What effects will the Trump Administration’s announcements to roll-back Obama-era climate policies have on efforts to reverse global warming? Skeptics might argue that the battle has been lost, but a more optimistic picture is being painted by Harvard Kennedy School Associate Professor Joseph Aldy.
Aldy, who served as a special Assistant to President Obama on energy and environmental issues, argues in a new research report that the president and his administration face significant obstacles in their attempts to dismantle climate change policy and to “bring back coal” as a major energy source in the United States, and those attempts may fail altogether in the end.
"Coal is not coming back."
Professor Joseph Aldy
“Coal is not coming back,” Aldy writes. “The dramatic growth in domestic natural gas production has caused natural gas prices to fall by about three-quarters since their peak in 2008. The major shift away from coal to natural gas in the power sector reflects simple economics; power producers favor lower-cost energy sources to serve their customers.”
Moreover, Aldy argues, presidential executive orders alone won’t achieve the president’s objective of removing regulations that may burden domestic energy development.
“Efforts to advance a deregulatory agenda must go through rule-making process open to for public comment. This will slow down the deregulation train and create opportunities for legal challenges. Indeed, several Trump Administration efforts to undermine Obama climate regulations have been successfully challenged in the courts,” Aldy posits.
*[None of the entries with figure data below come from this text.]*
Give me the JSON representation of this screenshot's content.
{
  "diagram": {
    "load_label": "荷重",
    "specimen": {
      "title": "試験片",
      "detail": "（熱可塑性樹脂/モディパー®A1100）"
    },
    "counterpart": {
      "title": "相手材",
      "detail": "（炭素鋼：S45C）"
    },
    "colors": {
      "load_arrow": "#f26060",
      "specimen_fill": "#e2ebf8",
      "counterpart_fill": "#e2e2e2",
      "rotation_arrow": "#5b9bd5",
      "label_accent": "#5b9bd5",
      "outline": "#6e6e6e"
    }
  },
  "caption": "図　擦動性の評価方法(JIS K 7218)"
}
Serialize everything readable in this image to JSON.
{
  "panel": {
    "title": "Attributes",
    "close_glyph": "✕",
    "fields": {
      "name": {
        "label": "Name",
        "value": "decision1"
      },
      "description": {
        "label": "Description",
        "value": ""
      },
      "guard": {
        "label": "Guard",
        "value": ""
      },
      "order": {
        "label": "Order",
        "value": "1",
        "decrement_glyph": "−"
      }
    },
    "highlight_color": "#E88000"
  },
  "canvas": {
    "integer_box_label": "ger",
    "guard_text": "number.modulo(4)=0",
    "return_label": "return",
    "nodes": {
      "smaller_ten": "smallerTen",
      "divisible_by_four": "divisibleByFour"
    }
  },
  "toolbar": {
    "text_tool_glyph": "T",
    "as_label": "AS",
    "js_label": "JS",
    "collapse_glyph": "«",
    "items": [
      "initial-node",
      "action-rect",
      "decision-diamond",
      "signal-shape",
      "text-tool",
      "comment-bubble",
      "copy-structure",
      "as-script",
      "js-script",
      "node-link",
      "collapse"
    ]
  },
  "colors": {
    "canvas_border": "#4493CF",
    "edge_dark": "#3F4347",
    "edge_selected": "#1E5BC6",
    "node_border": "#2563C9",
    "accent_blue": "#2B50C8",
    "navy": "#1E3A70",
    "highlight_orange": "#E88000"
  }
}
Perhaps even more important, Aldy argues that efforts to combat global warming occurring outside Washington might be enough to counterbalance the damage being done at the federal level.
“State and local governments as well as businesses and investors are taking action to reduce greenhouse gas emissions,” Aldy argues. “From California’s ambitious climate change program, to major cities working together to cut emissions, to private businesses making investment and planning decisions based on a carbon price, the American progress on climate change and clean energy may be resilient to the abrupt change in federal policy under the Trump Administration.”
Aldy concludes that there are viable reasons to believe that the world will overcome the climate change challenge despite current political realities.
“The long lifetimes of energy technologies and energy-using capital mean that the impacts of past policies can endure short-term policy aberrations, like the Trump administration. Looking forward, Trump Administration efforts may introduce short-term policy uncertainty, but few energy decision-makers foresee a fundamentally different long-term policy environment, especially as state and local policymakers fill the void left by the federal government.”
Aldy’s paper is published in the November 2017 edition of the Bulletin of the Atomic Scientists.